Washington, D.C. – February 5, 2007 Today the White House rolled out the 2008 budget request of $17.3 Billion, which represents a huge 6.8% budget increase for NASA over the amount passed just last week by the House of Representatives. The Space Frontier Foundation reiterated its recommendation that NASA drop the unnecessary and extremely expensive plans to send the CEV to the ISS. Instead the Foundation urges the American government to focus even more on lower cost alternatives for ISS payload and passenger services being offered by U.S. commercial firms.
“We have the White House going one way, Congress going the other and nobody’s going to the Moon” says Bob Werb, Space Frontier Foundation’s Chairman of the Board. Werb continued, “We urge the new Congress to take a tough look at NASA’s unaffordable and unsustainable boondoggle rocket plans, and to take a different path.”
In light of recent budget cuts by the House of Representatives of $577M to NASA’s FY2007 Moon-Mars program, and a growing bi-partisan consensus that we need to balance the federal budget, the Space Frontier Foundation believes that Dr. Griffin’s plans are ignoring current budgetary realities, as well as NASA’s historical performance on human spaceflight systems.
“We applaud the House Democratic leadership for being responsible stewards of taxpayer funds by applying the FY 2007 NASA budget cuts to the unaffordable aspects of Dr. Griffin’s Moon-Mars plans. The Democratic Party appears to understand that the taxpayers of this nation just aren’t interested in supporting what they see as business as usual at NASA. We are hoping that the Republicans join them soon,” said Werb. “This should be a wake-up call for Dr. Griffin that his plans, to pour billions of dollars into massive new launch systems that nobody else wants or needs, are going nowhere. It is time for the agency to re-think how it puts people and payloads into space. It is time for the agency to trust the power of free enterprise.”
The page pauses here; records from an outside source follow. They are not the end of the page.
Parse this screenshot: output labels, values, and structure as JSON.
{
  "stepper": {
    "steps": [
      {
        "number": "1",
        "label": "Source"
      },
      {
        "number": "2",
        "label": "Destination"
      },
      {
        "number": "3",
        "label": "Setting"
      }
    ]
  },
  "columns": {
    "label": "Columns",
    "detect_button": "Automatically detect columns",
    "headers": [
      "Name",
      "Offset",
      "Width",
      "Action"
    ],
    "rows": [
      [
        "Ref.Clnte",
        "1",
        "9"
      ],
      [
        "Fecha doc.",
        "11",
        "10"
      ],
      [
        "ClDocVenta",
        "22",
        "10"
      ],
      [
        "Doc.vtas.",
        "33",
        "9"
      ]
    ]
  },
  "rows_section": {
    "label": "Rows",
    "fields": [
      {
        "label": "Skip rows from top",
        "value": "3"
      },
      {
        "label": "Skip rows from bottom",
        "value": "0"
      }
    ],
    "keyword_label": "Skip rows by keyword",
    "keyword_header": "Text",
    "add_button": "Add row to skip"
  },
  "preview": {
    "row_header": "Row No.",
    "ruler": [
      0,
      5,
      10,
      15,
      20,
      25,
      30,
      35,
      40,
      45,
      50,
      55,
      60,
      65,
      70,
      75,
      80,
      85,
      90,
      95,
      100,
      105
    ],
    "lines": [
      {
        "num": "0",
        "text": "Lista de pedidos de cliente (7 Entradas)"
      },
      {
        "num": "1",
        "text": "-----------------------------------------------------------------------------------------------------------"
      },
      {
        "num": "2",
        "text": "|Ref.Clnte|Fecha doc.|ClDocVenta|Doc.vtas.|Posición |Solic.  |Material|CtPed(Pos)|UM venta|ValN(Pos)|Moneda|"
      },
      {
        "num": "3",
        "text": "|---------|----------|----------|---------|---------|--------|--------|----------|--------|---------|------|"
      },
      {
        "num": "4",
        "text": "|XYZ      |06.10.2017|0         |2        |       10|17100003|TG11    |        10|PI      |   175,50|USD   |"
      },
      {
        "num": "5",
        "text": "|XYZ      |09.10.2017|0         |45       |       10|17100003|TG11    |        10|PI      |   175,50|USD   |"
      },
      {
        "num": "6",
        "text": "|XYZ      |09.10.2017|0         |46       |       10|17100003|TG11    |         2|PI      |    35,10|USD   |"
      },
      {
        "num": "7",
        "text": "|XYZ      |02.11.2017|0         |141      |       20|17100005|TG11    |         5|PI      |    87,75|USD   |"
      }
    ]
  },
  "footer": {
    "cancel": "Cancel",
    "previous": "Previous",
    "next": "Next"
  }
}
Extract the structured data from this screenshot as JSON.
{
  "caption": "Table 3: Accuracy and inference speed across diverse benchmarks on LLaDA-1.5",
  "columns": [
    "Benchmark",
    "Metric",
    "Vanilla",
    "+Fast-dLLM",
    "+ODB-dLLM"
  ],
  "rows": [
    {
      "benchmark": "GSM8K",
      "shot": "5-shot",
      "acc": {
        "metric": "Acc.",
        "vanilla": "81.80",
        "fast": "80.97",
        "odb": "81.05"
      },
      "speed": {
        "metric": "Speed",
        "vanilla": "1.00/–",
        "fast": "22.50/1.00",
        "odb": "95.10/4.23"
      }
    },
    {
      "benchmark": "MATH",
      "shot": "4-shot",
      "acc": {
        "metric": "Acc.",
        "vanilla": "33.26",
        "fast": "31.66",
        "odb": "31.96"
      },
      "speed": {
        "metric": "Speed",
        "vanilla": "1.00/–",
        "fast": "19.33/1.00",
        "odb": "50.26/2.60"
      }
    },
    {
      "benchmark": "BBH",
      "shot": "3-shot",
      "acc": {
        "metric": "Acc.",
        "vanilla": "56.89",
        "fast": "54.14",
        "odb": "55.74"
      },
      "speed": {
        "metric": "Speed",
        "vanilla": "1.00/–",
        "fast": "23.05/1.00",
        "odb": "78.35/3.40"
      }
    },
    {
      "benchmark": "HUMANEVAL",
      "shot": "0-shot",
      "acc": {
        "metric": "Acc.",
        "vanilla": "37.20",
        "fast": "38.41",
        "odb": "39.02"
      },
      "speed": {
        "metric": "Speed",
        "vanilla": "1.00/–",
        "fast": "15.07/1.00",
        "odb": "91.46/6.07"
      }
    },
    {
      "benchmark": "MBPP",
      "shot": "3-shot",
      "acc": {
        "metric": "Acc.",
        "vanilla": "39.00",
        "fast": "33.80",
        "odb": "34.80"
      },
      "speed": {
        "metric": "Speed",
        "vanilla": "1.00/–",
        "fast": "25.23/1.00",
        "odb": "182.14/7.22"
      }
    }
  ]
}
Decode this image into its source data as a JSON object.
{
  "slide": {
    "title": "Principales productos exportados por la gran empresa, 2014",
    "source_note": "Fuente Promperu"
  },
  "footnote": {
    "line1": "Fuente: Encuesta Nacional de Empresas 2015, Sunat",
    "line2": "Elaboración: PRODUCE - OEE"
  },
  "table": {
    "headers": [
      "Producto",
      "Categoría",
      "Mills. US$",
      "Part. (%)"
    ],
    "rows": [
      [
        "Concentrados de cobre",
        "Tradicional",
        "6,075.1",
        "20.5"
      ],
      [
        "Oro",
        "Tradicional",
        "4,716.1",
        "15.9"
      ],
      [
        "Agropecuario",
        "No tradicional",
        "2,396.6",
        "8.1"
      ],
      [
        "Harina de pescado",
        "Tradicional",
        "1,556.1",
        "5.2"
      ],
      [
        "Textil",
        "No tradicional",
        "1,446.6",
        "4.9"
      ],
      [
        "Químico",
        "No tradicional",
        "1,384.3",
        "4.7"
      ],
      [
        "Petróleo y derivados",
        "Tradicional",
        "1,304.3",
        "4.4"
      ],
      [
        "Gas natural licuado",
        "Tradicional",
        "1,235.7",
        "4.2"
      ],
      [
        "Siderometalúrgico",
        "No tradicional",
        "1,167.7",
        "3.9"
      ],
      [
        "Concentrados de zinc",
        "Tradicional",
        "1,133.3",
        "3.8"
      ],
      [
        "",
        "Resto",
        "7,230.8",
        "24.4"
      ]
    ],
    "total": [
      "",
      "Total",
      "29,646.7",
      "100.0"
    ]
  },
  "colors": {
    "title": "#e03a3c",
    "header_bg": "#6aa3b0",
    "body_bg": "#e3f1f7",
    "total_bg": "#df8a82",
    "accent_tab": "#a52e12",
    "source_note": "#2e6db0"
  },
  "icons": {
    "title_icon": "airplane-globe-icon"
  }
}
The Foundation has long held that government designed and operated systems are wasteful, self-defeating dead-ends that will keep the cost of going into space so high that no long-term human exploration or settlement program will be possible. The Foundation believes that the CEV and its launcher are essentially repeats of the shuttle and space station programs, which have consumed hundreds of billions of dollars yet completely failed to meet their promised goals.
“NASA needs to stop competing with the private sector. Sending the CEV to the ISS is not only bad policy, undercutting private sector efforts to raise financing for the same purpose, but the rush to do so requires huge increases in federal funding for the CEV that is just not politically viable” said Rick Tumlinson of the Foundation. “We urge NASA to stick to its real job of exploring the far frontier, of supporting science and discovery, and hand over ISS transportation to American entrepreneurs.”
Tumlinson concluded “It is important for NASA to understand this is not a fight they are going to win, even if they restore some of the funding this year. The trend in Congress is going the other way towards balanced budgets, and a better return on investment to the American people. If America really wants to open space to the people, then we cannot dump hundreds of billions into government-based technologies. It simply will not work. We must try something new.”
The Foundation’s White Paper, Unaffordable and Unsustainable? Signs of Failure in NASA’s Earth-to-Orbit Space Transportation Strategy, is at: http://www.space-frontier.org/Presentations/unaffordable.html
About Space Frontier Foundation
The Space Frontier Foundation is an organization of people dedicated to opening the Space Frontier to human settlement as rapidly as possible. Our goals include protecting the Earth’s fragile biosphere and creating a freer and more prosperous life for each generation by using the unlimited energy and material resources of space. Our purpose is to unleash the power of free enterprise and lead a united humanity permanently into the Solar System.